A commentary about the study in The Lancet Neurology praises Pineda and his colleagues and says the research shows that “rational, protocol-driven neurocritical care, meticulously applied, can deliver outcome improvements.”


Pineda JA, Leonard JR, Mazotas IG, Noetzel M, Limbrick DD, Keller MS, Gill J, Doctor A. Effect of implementation of a paediatric neurocritical care programme on outcomes after severe traumatic brain injury: a retrospective cohort study. The Lancet Neurology. Online Nov. 28, 2012.

The PNCP was established with support from the St. Louis Children’s Hospital Foundation and the Sean Glanvill Foundation.

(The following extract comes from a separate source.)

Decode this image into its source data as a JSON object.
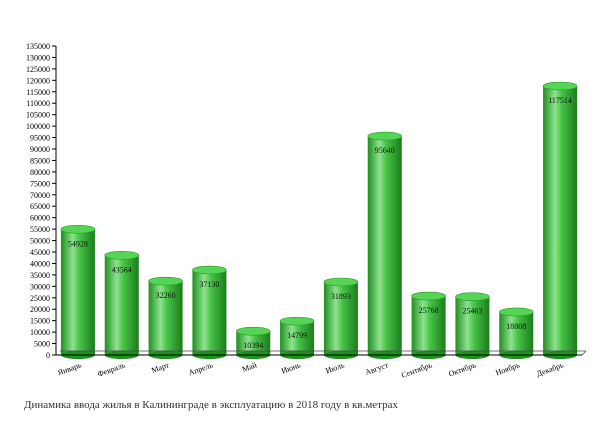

Washington University School of Medicine’s 2,100 employed and volunteer faculty physicians also are the medical staff of Barnes-Jewish and St. Louis Children’s hospitals. The School of Medicine is one of the leading medical research, teaching and patient care institutions in the nation, currently ranked sixth in the nation by U.S. News & World Report. Through its affiliations with Barnes-Jewish and St. Louis Children’s hospitals, the School of Medicine is linked to BJC HealthCare.